In practical terms, this means processing entire books at once on a MacBook, analyzing large codebases without splitting files, or maintaining comprehensive conversation history in chat applications.

The memory savings scale linearly with context length - the longer your context window, the more absolute memory you save. On my M4 MacBook with 8K context, I reduced KV cache from 176MB to 72MB. At 128K context, that same percentage saving would free up gigabytes.

This optimization is most valuable when you're context-window limited rather than model-parameter limited. If you're hitting OOM errors due to long inputs rather than large model weights, KVSplit directly addresses your bottleneck.

kmacdough · 2h ago
> Will it just allow me to run let’s say a model with a 2048 token context window with a 4-6k context window

It reduces the memory footprint of a particular model. You can do what you like with that. Extending the context window post-training isn't trivial, so unless you know what you're doing, you'd be better off finding a model trained on a larger context window.

Many uses for local models like working offline or privacy/security. Most folks, though, are using it to experiment with tweaking models.

nico · 2h ago
Will that make the model run/feel faster?

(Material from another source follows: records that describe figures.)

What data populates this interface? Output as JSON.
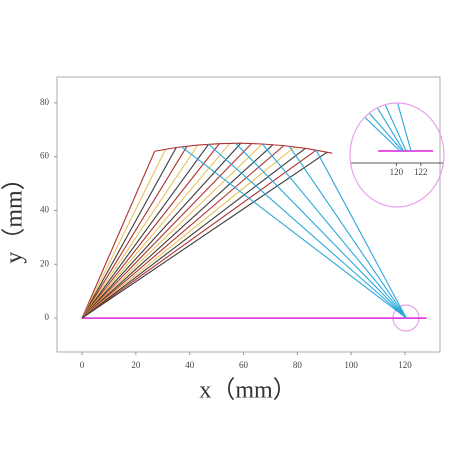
{
  "chart_data": [
    {
      "type": "line",
      "xlabel": "x（mm）",
      "ylabel": "y（mm）",
      "xlim": [
        -9.3,
        133
      ],
      "ylim": [
        -12.6,
        89.6
      ],
      "xticks": [
        0,
        20,
        40,
        60,
        80,
        100,
        120
      ],
      "yticks": [
        0,
        20,
        40,
        60,
        80
      ],
      "series": [
        {
          "color": "#e040e0",
          "x": [
            0,
            128
          ],
          "values": [
            0,
            0
          ]
        },
        {
          "color": "#b03030",
          "x": [
            0,
            27
          ],
          "values": [
            0,
            62.0
          ]
        },
        {
          "color": "#e8c45a",
          "x": [
            0,
            31
          ],
          "values": [
            0,
            62.7
          ]
        },
        {
          "color": "#3a3a3a",
          "x": [
            0,
            35
          ],
          "values": [
            0,
            63.4
          ]
        },
        {
          "color": "#b03030",
          "x": [
            0,
            39
          ],
          "values": [
            0,
            63.9
          ]
        },
        {
          "color": "#e8c45a",
          "x": [
            0,
            43
          ],
          "values": [
            0,
            64.3
          ]
        },
        {
          "color": "#3a3a3a",
          "x": [
            0,
            47
          ],
          "values": [
            0,
            64.6
          ]
        },
        {
          "color": "#b03030",
          "x": [
            0,
            51
          ],
          "values": [
            0,
            64.8
          ]
        },
        {
          "color": "#e8c45a",
          "x": [
            0,
            55
          ],
          "values": [
            0,
            65.0
          ]
        },
        {
          "color": "#3a3a3a",
          "x": [
            0,
            59
          ],
          "values": [
            0,
            65.0
          ]
        },
        {
          "color": "#b03030",
          "x": [
            0,
            63
          ],
          "values": [
            0,
            64.9
          ]
        },
        {
          "color": "#e8c45a",
          "x": [
            0,
            67
          ],
          "values": [
            0,
            64.7
          ]
        },
        {
          "color": "#3a3a3a",
          "x": [
            0,
            71
          ],
          "values": [
            0,
            64.5
          ]
        },
        {
          "color": "#b03030",
          "x": [
            0,
            75
          ],
          "values": [
            0,
            64.1
          ]
        },
        {
          "color": "#e8c45a",
          "x": [
            0,
            79
          ],
          "values": [
            0,
            63.6
          ]
        },
        {
          "color": "#3a3a3a",
          "x": [
            0,
            83
          ],
          "values": [
            0,
            63.1
          ]
        },
        {
          "color": "#b03030",
          "x": [
            0,
            87
          ],
          "values": [
            0,
            62.4
          ]
        },
        {
          "color": "#3a3a3a",
          "x": [
            0,
            91
          ],
          "values": [
            0,
            61.6
          ]
        },
        {
          "color": "#b03030",
          "x": [
            27,
            35,
            43,
            51,
            59,
            67,
            75,
            83,
            93
          ],
          "values": [
            62.0,
            63.4,
            64.3,
            64.8,
            65.0,
            64.7,
            64.1,
            63.1,
            61.3
          ]
        },
        {
          "color": "#2aa8dc",
          "x": [
            37,
            120.5
          ],
          "values": [
            63.6,
            0
          ]
        },
        {
          "color": "#2aa8dc",
          "x": [
            47,
            120.5
          ],
          "values": [
            64.6,
            0
          ]
        },
        {
          "color": "#2aa8dc",
          "x": [
            57,
            120.5
          ],
          "values": [
            65.0,
            0
          ]
        },
        {
          "color": "#2aa8dc",
          "x": [
            67,
            120.5
          ],
          "values": [
            64.7,
            0
          ]
        },
        {
          "color": "#2aa8dc",
          "x": [
            77,
            120.5
          ],
          "values": [
            63.9,
            0
          ]
        },
        {
          "color": "#2aa8dc",
          "x": [
            87,
            120.5
          ],
          "values": [
            62.4,
            0
          ]
        }
      ]
    },
    {
      "type": "line",
      "xlim": [
        116.2,
        123.9
      ],
      "ylim": [
        -1,
        5
      ],
      "xticks": [
        120,
        122
      ],
      "series": [
        {
          "color": "#e040e0",
          "x": [
            118.5,
            123
          ],
          "values": [
            0,
            0
          ]
        },
        {
          "color": "#2aa8dc",
          "x": [
            116.6,
            120.3
          ],
          "values": [
            3.6,
            0
          ]
        },
        {
          "color": "#2aa8dc",
          "x": [
            116.8,
            120.5
          ],
          "values": [
            4.3,
            0
          ]
        },
        {
          "color": "#2aa8dc",
          "x": [
            117.6,
            120.6
          ],
          "values": [
            5.0,
            0
          ]
        },
        {
          "color": "#2aa8dc",
          "x": [
            118.4,
            120.8
          ],
          "values": [
            5.4,
            0
          ]
        },
        {
          "color": "#2aa8dc",
          "x": [
            119.6,
            121.2
          ],
          "values": [
            5.8,
            0
          ]
        }
      ]
    }
  ]
}
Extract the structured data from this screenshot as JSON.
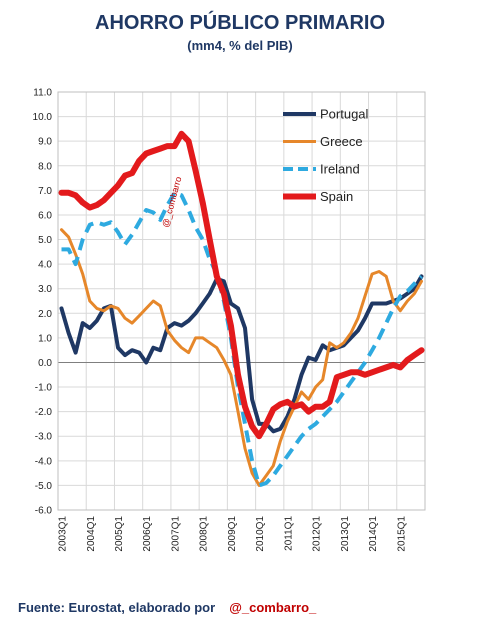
{
  "chart_data": {
    "type": "line",
    "title": "AHORRO PÚBLICO PRIMARIO",
    "subtitle": "(mm4, % del PIB)",
    "ylim": [
      -6,
      11
    ],
    "yticks": [
      "11.0",
      "10.0",
      "9.0",
      "8.0",
      "7.0",
      "6.0",
      "5.0",
      "4.0",
      "3.0",
      "2.0",
      "1.0",
      "0.0",
      "-1.0",
      "-2.0",
      "-3.0",
      "-4.0",
      "-5.0",
      "-6.0"
    ],
    "xticks": [
      "2003Q1",
      "2004Q1",
      "2005Q1",
      "2006Q1",
      "2007Q1",
      "2008Q1",
      "2009Q1",
      "2010Q1",
      "2011Q1",
      "2012Q1",
      "2013Q1",
      "2014Q1",
      "2015Q1"
    ],
    "x_start": "2003Q1",
    "x_end": "2015Q4",
    "grid": true,
    "legend_position": "top-right",
    "watermark": "@_combarro",
    "series": [
      {
        "name": "Portugal",
        "color": "#1f3864",
        "dash": "solid",
        "width": 4,
        "values": [
          2.2,
          1.2,
          0.4,
          1.6,
          1.4,
          1.7,
          2.2,
          2.3,
          0.6,
          0.3,
          0.5,
          0.4,
          0.0,
          0.6,
          0.5,
          1.4,
          1.6,
          1.5,
          1.7,
          2.0,
          2.4,
          2.8,
          3.4,
          3.3,
          2.4,
          2.2,
          1.4,
          -1.5,
          -2.5,
          -2.5,
          -2.8,
          -2.7,
          -2.2,
          -1.5,
          -0.5,
          0.2,
          0.1,
          0.7,
          0.5,
          0.6,
          0.7,
          1.0,
          1.3,
          1.8,
          2.4,
          2.4,
          2.4,
          2.5,
          2.6,
          2.8,
          3.0,
          3.5
        ]
      },
      {
        "name": "Greece",
        "color": "#e6872a",
        "dash": "solid",
        "width": 3,
        "values": [
          5.4,
          5.1,
          4.4,
          3.6,
          2.5,
          2.2,
          2.1,
          2.3,
          2.2,
          1.8,
          1.6,
          1.9,
          2.2,
          2.5,
          2.3,
          1.3,
          0.9,
          0.6,
          0.4,
          1.0,
          1.0,
          0.8,
          0.6,
          0.1,
          -0.5,
          -2.0,
          -3.5,
          -4.5,
          -5.0,
          -4.6,
          -4.2,
          -3.2,
          -2.4,
          -1.8,
          -1.2,
          -1.5,
          -1.0,
          -0.7,
          0.8,
          0.6,
          0.8,
          1.2,
          1.8,
          2.7,
          3.6,
          3.7,
          3.5,
          2.5,
          2.1,
          2.5,
          2.8,
          3.3
        ]
      },
      {
        "name": "Ireland",
        "color": "#2eaae0",
        "dash": "dashed",
        "width": 4,
        "values": [
          4.6,
          4.6,
          4.0,
          5.0,
          5.6,
          5.7,
          5.6,
          5.7,
          5.3,
          4.8,
          5.2,
          5.7,
          6.2,
          6.1,
          5.8,
          6.4,
          6.9,
          6.8,
          6.2,
          5.5,
          5.0,
          4.2,
          3.6,
          2.5,
          1.0,
          -1.0,
          -2.5,
          -4.0,
          -5.0,
          -4.9,
          -4.6,
          -4.2,
          -3.8,
          -3.4,
          -3.0,
          -2.7,
          -2.5,
          -2.2,
          -1.9,
          -1.6,
          -1.2,
          -0.8,
          -0.4,
          0.0,
          0.5,
          1.0,
          1.6,
          2.2,
          2.7,
          2.9,
          3.2,
          3.5
        ]
      },
      {
        "name": "Spain",
        "color": "#e31a1c",
        "dash": "solid",
        "width": 6,
        "values": [
          6.9,
          6.9,
          6.8,
          6.5,
          6.3,
          6.4,
          6.6,
          6.9,
          7.2,
          7.6,
          7.7,
          8.2,
          8.5,
          8.6,
          8.7,
          8.8,
          8.8,
          9.3,
          9.0,
          7.8,
          6.5,
          5.0,
          3.5,
          2.8,
          1.5,
          -0.5,
          -1.8,
          -2.6,
          -3.0,
          -2.5,
          -1.9,
          -1.7,
          -1.6,
          -1.8,
          -1.7,
          -2.0,
          -1.8,
          -1.8,
          -1.6,
          -0.6,
          -0.5,
          -0.4,
          -0.4,
          -0.5,
          -0.4,
          -0.3,
          -0.2,
          -0.1,
          -0.2,
          0.1,
          0.3,
          0.5
        ]
      }
    ]
  },
  "source": {
    "text": "Fuente: Eurostat, elaborado por",
    "handle": "@_combarro_"
  }
}
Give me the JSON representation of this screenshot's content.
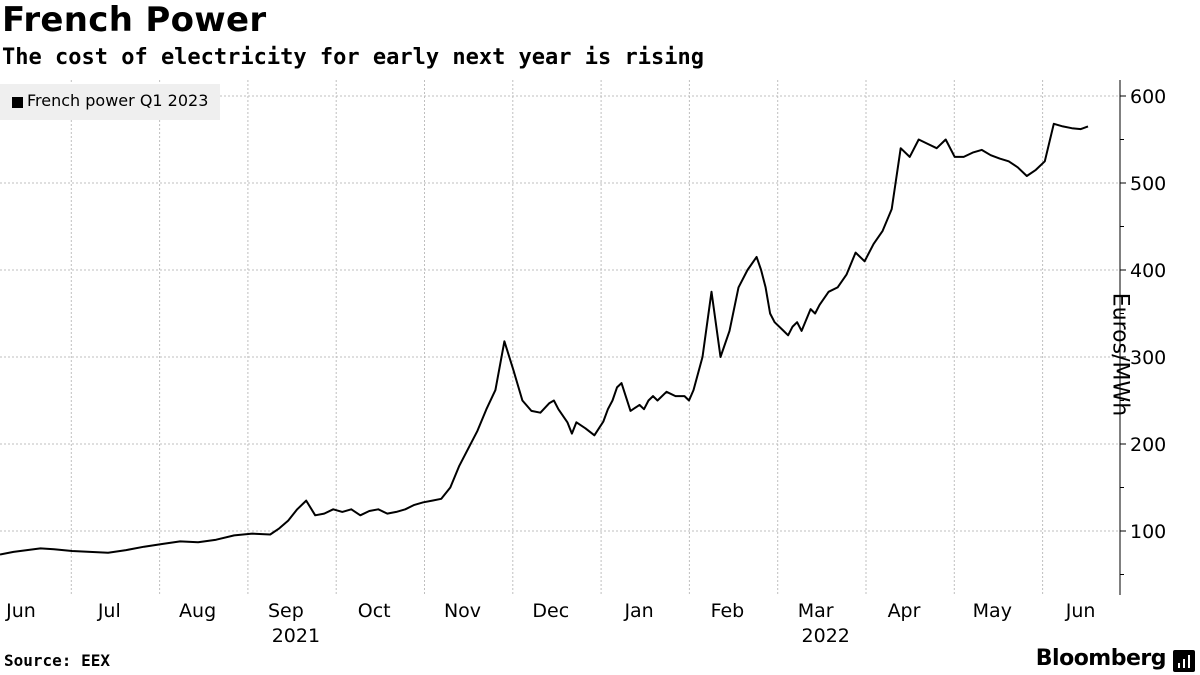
{
  "header": {
    "title": "French Power",
    "subtitle": "The cost of electricity for early next year is rising"
  },
  "footer": {
    "source": "Source: EEX",
    "brand": "Bloomberg"
  },
  "chart_data": {
    "type": "line",
    "title": "French Power",
    "subtitle": "The cost of electricity for early next year is rising",
    "ylabel": "Euros/MWh",
    "xlabel": "",
    "ylim": [
      25,
      620
    ],
    "yticks": [
      100,
      200,
      300,
      400,
      500,
      600
    ],
    "x_months": [
      "Jun",
      "Jul",
      "Aug",
      "Sep",
      "Oct",
      "Nov",
      "Dec",
      "Jan",
      "Feb",
      "Mar",
      "Apr",
      "May",
      "Jun"
    ],
    "year_labels": [
      {
        "label": "2021",
        "month_index": 3
      },
      {
        "label": "2022",
        "month_index": 9
      }
    ],
    "grid": true,
    "legend_position": "top-left",
    "series": [
      {
        "name": "French power Q1 2023",
        "color": "#000000",
        "x": [
          0,
          0.15,
          0.3,
          0.45,
          0.6,
          0.8,
          1.0,
          1.2,
          1.4,
          1.6,
          1.8,
          2.0,
          2.2,
          2.4,
          2.6,
          2.8,
          3.0,
          3.1,
          3.2,
          3.3,
          3.4,
          3.5,
          3.6,
          3.7,
          3.8,
          3.9,
          4.0,
          4.1,
          4.2,
          4.3,
          4.4,
          4.5,
          4.6,
          4.7,
          4.8,
          4.9,
          5.0,
          5.1,
          5.2,
          5.3,
          5.4,
          5.5,
          5.6,
          5.7,
          5.8,
          5.9,
          6.0,
          6.1,
          6.15,
          6.2,
          6.3,
          6.35,
          6.4,
          6.5,
          6.6,
          6.7,
          6.75,
          6.8,
          6.85,
          6.9,
          7.0,
          7.1,
          7.15,
          7.2,
          7.25,
          7.3,
          7.4,
          7.5,
          7.6,
          7.65,
          7.7,
          7.8,
          7.9,
          8.0,
          8.1,
          8.2,
          8.3,
          8.4,
          8.45,
          8.5,
          8.55,
          8.6,
          8.7,
          8.75,
          8.8,
          8.85,
          8.9,
          9.0,
          9.05,
          9.1,
          9.2,
          9.3,
          9.4,
          9.5,
          9.6,
          9.7,
          9.8,
          9.9,
          10.0,
          10.1,
          10.2,
          10.3,
          10.4,
          10.5,
          10.6,
          10.7,
          10.8,
          10.9,
          11.0,
          11.1,
          11.2,
          11.3,
          11.4,
          11.5,
          11.6,
          11.7,
          11.8,
          11.9,
          12.0,
          12.08
        ],
        "values": [
          73,
          76,
          78,
          80,
          79,
          77,
          76,
          75,
          78,
          82,
          85,
          88,
          87,
          90,
          95,
          97,
          96,
          103,
          112,
          125,
          135,
          118,
          120,
          125,
          122,
          125,
          118,
          123,
          125,
          120,
          122,
          125,
          130,
          133,
          135,
          137,
          150,
          175,
          195,
          215,
          240,
          262,
          318,
          285,
          250,
          238,
          236,
          247,
          250,
          240,
          225,
          212,
          225,
          218,
          210,
          226,
          240,
          250,
          265,
          270,
          238,
          245,
          240,
          250,
          255,
          250,
          260,
          255,
          255,
          250,
          262,
          300,
          375,
          300,
          330,
          380,
          400,
          415,
          400,
          380,
          350,
          340,
          330,
          325,
          335,
          340,
          330,
          355,
          350,
          360,
          375,
          380,
          395,
          420,
          410,
          430,
          445,
          470,
          540,
          530,
          550,
          545,
          540,
          550,
          530,
          530,
          535,
          538,
          532,
          528,
          525,
          518,
          508,
          515,
          525,
          568,
          565,
          563,
          562,
          565
        ]
      }
    ]
  }
}
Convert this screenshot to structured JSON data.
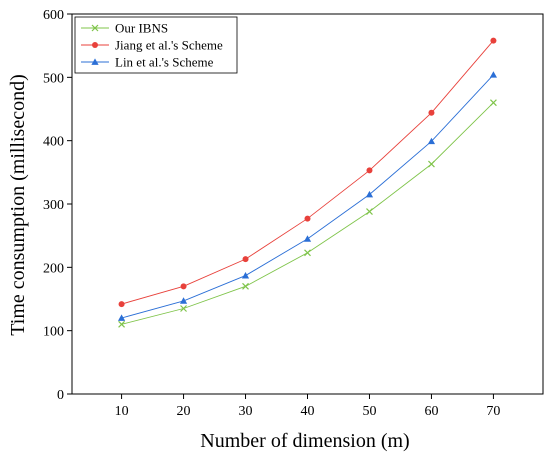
{
  "chart_data": {
    "type": "line",
    "title": "",
    "xlabel": "Number of dimension (m)",
    "ylabel": "Time consumption (millisecond)",
    "x": [
      10,
      20,
      30,
      40,
      50,
      60,
      70
    ],
    "xlim": [
      2,
      78
    ],
    "ylim": [
      0,
      600
    ],
    "x_ticks": [
      "10",
      "20",
      "30",
      "40",
      "50",
      "60",
      "70"
    ],
    "y_ticks": [
      "0",
      "100",
      "200",
      "300",
      "400",
      "500",
      "600"
    ],
    "grid": false,
    "legend_position": "top-left",
    "series": [
      {
        "name": "Our IBNS",
        "color": "#7fc44a",
        "marker": "x-icon",
        "values": [
          110,
          135,
          170,
          223,
          288,
          363,
          460
        ]
      },
      {
        "name": "Jiang et al.'s Scheme",
        "color": "#e8413b",
        "marker": "circle-icon",
        "values": [
          142,
          170,
          213,
          277,
          353,
          444,
          558
        ]
      },
      {
        "name": "Lin et al.'s Scheme",
        "color": "#2b6fd6",
        "marker": "triangle-icon",
        "values": [
          120,
          147,
          187,
          245,
          315,
          399,
          504
        ]
      }
    ]
  }
}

I can run models with 30-40b parameters on my computer, but they feel a lot slower than the 1-7b ones

So would this make the 30-40b parameter modes run faster? Or at least “feel” faster?

smcleod · 1h ago
+0.86% perplexity it's quite a bit at such a small context size though isn't it? How is it at more reasonable context sizes like 64-128k?
nomel · 33m ago
> This means you can run LLMs with 2-3× longer context on the same Mac. Memory usage scales with sequence length, so savings compound as context grows.

The point seems to be that this reduces memory footprint. This makes it possible to run longer context, for the same limited memory, if you couldn't before. Or, you can use that free memory to do something else, like an IDE.